国税OBが緊急寄稿!!所得税法は“生身の人間”を対象 所得を総合して課税するのが原則
第16回 所得を総合して課税するのが原則
所得税法では、個人に帰属する所得を10種類に分類した後に、これを総合して課税する総合課税を原則的な課税方式としております。総合課税は、稼得した所得をすべて統合するので、納税者の総合的な税負担能力(担税力)に応じて累進税率を適用することができ、垂直的公平の確保に優れていると言われております。平成12年7月の税制調査会中期答申においても、「個人所得課税の理念として総合累進課税が基本である」と述べております。もっとも、総合課税を原則とするといいながらも、所得税法では、退職所得や山林所得は分離課税としております。退職所得や山林所得は、長期にわたる勤労や山林育成により蓄積された所得であって、それが退職や山林の伐採という段階で一時に実現するものですから、累進税率の緩和の措置が必要なのです。また、租税特別措置法では、[1] 利子所得や配当所得などの個人の貯蓄・投資の奨励、[2] 株式又は土地等の譲渡益などの政策的な観点から、多くの所得について分離課税を採用しております。そして、その分離課税方式においても、次に記載するとおり、申告分離課税と源泉分離課税(これについても、一律源泉分離課税と源泉分離選択課税があります)があるなど、税制を複雑にしております。

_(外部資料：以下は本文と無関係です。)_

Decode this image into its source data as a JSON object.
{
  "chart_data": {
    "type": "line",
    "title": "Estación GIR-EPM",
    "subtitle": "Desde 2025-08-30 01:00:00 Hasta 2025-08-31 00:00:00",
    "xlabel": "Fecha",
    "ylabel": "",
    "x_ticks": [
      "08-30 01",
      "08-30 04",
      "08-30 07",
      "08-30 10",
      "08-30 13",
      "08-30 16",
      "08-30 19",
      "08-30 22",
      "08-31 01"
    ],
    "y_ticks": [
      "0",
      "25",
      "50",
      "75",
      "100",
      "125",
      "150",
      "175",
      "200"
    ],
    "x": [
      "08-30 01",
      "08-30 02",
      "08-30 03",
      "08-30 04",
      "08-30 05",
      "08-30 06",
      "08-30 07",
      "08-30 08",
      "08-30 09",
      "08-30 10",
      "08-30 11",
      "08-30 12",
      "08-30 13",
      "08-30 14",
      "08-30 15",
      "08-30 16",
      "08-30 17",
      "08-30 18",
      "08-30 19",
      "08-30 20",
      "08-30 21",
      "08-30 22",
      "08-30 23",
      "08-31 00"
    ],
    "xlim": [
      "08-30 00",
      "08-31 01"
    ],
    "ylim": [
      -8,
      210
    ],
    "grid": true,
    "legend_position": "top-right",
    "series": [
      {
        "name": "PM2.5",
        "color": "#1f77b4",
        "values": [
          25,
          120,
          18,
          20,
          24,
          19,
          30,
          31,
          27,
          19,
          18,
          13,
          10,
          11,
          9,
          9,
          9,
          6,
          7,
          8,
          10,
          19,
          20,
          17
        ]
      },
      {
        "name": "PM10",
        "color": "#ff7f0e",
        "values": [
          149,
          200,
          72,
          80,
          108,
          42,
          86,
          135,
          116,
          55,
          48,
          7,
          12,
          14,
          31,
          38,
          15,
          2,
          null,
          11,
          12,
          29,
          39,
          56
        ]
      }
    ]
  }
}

1 申告分離課税・・・ 山林所得又は土地や株式の譲渡に係る所得など、確定申告によって他の所得と分離して納税するもの
2 源泉分離課税・・・ 次の二つがあります。
(1)一律源泉分離課税・・・ 利子所得や金融類似商品の収益など、支払段階で一律に所得税が天引きされ、改めて申告納税をする必要のないもの
(2)源泉分離選択課税・・・ 配当所得や株式の譲渡に係る所得など、源泉分離課税を選択すると、支払段階で一律に所得税が天引きされ、改めて申告納税をする必要のないもの(株式の譲渡に係る所得は、本年限りで、源泉分離選択課税が廃止されます。)
本年度の税制改革論議の中でも、経済財政諮問会議などは、給与などの「勤労所得」と、利子などの「資本所得」に二分し、別々の税率を課する『二元的所得税』が浮上してきております。二元的所得税とは、[1] 利子・配当・キャピタルゲインといった金融所得、不動産所得、譲渡所得等と、[2] 勤労性の所得等に区分し、前者に低税率の比例的な税率で課税し、後者については累進的税率で課税するという仕組みです。北欧で実施されている税制だそうですが、これからの税制改革として注目されるところです。